Direct volume rendering has proven to be an effective and flexible visualization method for three-dimensional (3D) scalar fields. Transfer functions are fundamental to direct volume rendering because their role is essentially to make the data visible: by assigning optical properties like color and opacity to the voxel data, the volume can be rendered with traditional computer graphics methods. Good transfer functions reveal the important structures in the data without obscuring them with unimportant regions. To date, transfer functions have generally been limited to one-dimensional (1D) domains, meaning that the 1D space of scalar data value has been the only variable to which opacity and color are assigned. One aspect of direct volume rendering which has received little attention is the use of multi-dimensional transfer functions.
Often, there are features of interest in volume data that are difficult to extract and visualize with 1D transfer functions. Many medical datasets created from CT or MRI scans contain a complex combination of boundaries between multiple materials. This situation is problematic for 1D transfer functions because of the potential for overlap between the data value intervals spanned by the different boundaries. When one data value is associated with multiple boundaries, a 1D transfer function is unable to render them in isolation. Another benefit of higher dimensional transfer functions is their ability to portray subtle variations in properties of a single boundary, such as its thickness.
Unfortunately, using multi-dimensional transfer functions in volume rendering is complicated. Even when the transfer function is only 1D, finding an appropriate transfer function is generally accomplished by trial and error. This is one of the main challenges in making direct volume rendering an effective visualization tool. Adding dimensions to the transfer function domain only compounds the problem.
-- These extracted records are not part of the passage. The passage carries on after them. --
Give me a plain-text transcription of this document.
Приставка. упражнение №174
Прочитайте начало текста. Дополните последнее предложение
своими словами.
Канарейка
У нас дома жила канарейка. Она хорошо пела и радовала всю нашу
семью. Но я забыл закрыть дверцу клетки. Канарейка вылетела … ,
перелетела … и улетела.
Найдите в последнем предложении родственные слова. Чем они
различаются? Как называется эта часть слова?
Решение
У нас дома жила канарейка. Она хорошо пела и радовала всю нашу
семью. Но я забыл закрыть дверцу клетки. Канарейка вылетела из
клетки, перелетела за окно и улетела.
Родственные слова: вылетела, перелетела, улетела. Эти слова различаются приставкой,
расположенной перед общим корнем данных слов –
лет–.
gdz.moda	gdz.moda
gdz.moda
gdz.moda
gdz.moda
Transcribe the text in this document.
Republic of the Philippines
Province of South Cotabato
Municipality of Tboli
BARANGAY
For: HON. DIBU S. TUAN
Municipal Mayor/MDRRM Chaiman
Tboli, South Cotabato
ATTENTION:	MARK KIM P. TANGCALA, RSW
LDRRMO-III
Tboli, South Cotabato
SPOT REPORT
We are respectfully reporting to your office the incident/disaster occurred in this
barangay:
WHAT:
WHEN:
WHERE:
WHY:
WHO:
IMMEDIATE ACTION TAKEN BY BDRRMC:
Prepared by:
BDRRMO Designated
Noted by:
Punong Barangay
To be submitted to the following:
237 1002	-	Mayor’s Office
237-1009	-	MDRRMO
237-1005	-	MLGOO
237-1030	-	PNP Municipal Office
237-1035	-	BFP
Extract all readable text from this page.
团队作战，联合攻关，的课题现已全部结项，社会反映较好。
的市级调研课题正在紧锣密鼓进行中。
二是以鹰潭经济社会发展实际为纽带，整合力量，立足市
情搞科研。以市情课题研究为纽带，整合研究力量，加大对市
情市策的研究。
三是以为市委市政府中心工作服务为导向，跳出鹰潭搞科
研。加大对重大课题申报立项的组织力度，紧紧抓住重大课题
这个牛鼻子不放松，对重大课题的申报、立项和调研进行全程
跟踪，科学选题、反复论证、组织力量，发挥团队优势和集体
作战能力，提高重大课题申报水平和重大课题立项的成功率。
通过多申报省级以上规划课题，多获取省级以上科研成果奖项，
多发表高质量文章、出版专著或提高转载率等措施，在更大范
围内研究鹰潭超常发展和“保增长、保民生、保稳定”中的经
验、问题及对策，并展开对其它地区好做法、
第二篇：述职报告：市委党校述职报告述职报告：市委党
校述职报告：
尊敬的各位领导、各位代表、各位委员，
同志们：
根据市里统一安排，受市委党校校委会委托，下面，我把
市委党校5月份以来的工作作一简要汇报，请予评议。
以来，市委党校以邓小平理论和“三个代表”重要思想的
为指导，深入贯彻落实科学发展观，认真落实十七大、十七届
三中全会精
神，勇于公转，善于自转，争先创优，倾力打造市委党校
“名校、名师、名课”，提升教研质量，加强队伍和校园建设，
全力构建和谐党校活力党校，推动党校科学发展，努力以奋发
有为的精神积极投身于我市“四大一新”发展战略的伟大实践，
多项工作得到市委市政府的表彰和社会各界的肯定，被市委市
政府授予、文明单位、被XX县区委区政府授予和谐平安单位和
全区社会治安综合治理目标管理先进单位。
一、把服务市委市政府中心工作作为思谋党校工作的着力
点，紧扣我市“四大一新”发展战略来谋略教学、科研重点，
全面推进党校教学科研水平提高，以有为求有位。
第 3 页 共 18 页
While this is an ongoing research area, many of the proposed methods for transfer function generation and manipulation are not easily extended to higher dimensional transfer functions. In addition, fast volume rendering algorithms that assume the transfer function can be implemented as a linear lookup table (LUT) can be difficult to adapt to multi-dimensional transfer functions due to the linear interpolation imposed on such LUTs.
While this paper aims to demonstrate the importance and power of multi-dimensional transfer functions, our main contributions are two techniques which make volume rendering with multi-dimensional transfer functions more efficient. To resolve the potential complexities in a user interface for multi-dimensional transfer functions, we introduce a set of direct manipulation widgets which make finding and experimenting with transfer functions an intuitive, efficient, and informative process. In order to make this process genuinely interactive, we exploit the fast rendering capabilities of modern graphics hardware, especially 3D texture memory and pixel texturing operations. Together, the widgets and the hardware form the basis for new interaction modes which can guide users towards transfer function settings appropriate for their visualization and data exploration interests.